The Composite Pattern has four participants:
- Component – Component declares the interface for objects in the composition and for accessing and managing its child components. It also implements default behavior for the interface common to all classes as appropriate.
- Leaf – Leaf defines behavior for primitive objects in the composition. It represents leaf objects in the composition.
- Composite – Composite stores child components and implements child related operations in the component interface.
- Client – Client manipulates the objects in the composition through the component interface.
use sharing to support a large number of objects that have part of their internal state in common where the other part of state can vary.
This pattern provides ways to decrease object count thus improving application required objects structure. Flyweight pattern is used when we need to create a large number of similar objects (say 105). One important feature of flyweight objects is that they are immutable. This means that they cannot be modified once they have been constructed.
In Flyweight pattern we use a HashMap that stores reference to the object which have already been created, every object is associated with a key. Now when a client wants to create an object, he simply has to pass a key associated with it...
provide a “Placeholder” for an object to control references to it.
Proxy means ‘in place of’, representing’ or ‘in place of’ or ‘on behalf of’ are literal meanings of proxy and that directly explains Proxy Design Pattern. Proxies are also called surrogates, handles, and wrappers. They are closely related in structure, but not purpose, to Adapters and Decorators.
A real world example can be a cheque or credit card is a proxy for what is in our bank account. It can be used in place of cash, and provides a means of accessing that cash when required. And that’s exactly what the Proxy pattern does – “Controls and manage access to the object they are protecting“.

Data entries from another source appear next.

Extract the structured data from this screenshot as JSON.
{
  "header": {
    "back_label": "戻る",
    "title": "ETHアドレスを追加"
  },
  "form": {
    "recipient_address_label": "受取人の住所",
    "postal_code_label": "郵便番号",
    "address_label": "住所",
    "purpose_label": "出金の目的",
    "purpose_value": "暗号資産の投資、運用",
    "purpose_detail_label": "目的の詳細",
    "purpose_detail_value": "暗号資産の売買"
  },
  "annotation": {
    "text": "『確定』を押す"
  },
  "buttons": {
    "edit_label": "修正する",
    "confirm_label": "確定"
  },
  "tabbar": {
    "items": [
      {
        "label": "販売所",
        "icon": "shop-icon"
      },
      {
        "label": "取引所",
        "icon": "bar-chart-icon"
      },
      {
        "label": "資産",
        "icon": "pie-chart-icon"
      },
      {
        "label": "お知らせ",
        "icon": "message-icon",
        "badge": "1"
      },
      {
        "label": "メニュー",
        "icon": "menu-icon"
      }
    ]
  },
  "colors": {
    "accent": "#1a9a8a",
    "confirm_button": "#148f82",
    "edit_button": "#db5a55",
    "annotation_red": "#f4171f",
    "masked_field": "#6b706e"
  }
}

capture the internal state of an object without violating encapsulation and thus providing a mean for restoring the object into initial state when needed.
Memento pattern is used to restore state of an object to a previous state. As your application is progressing, you may want to save checkpoints in your application and restore back to those checkpoints later.
Design components
- originator : the object for which the state is to be saved. It creates the memento and uses it in future to undo.
- memento : the object that is going to maintain the state of originator. Its just a POJO.
- caretaker : the object that keeps track of multiple memento. Like maintaining savepoints.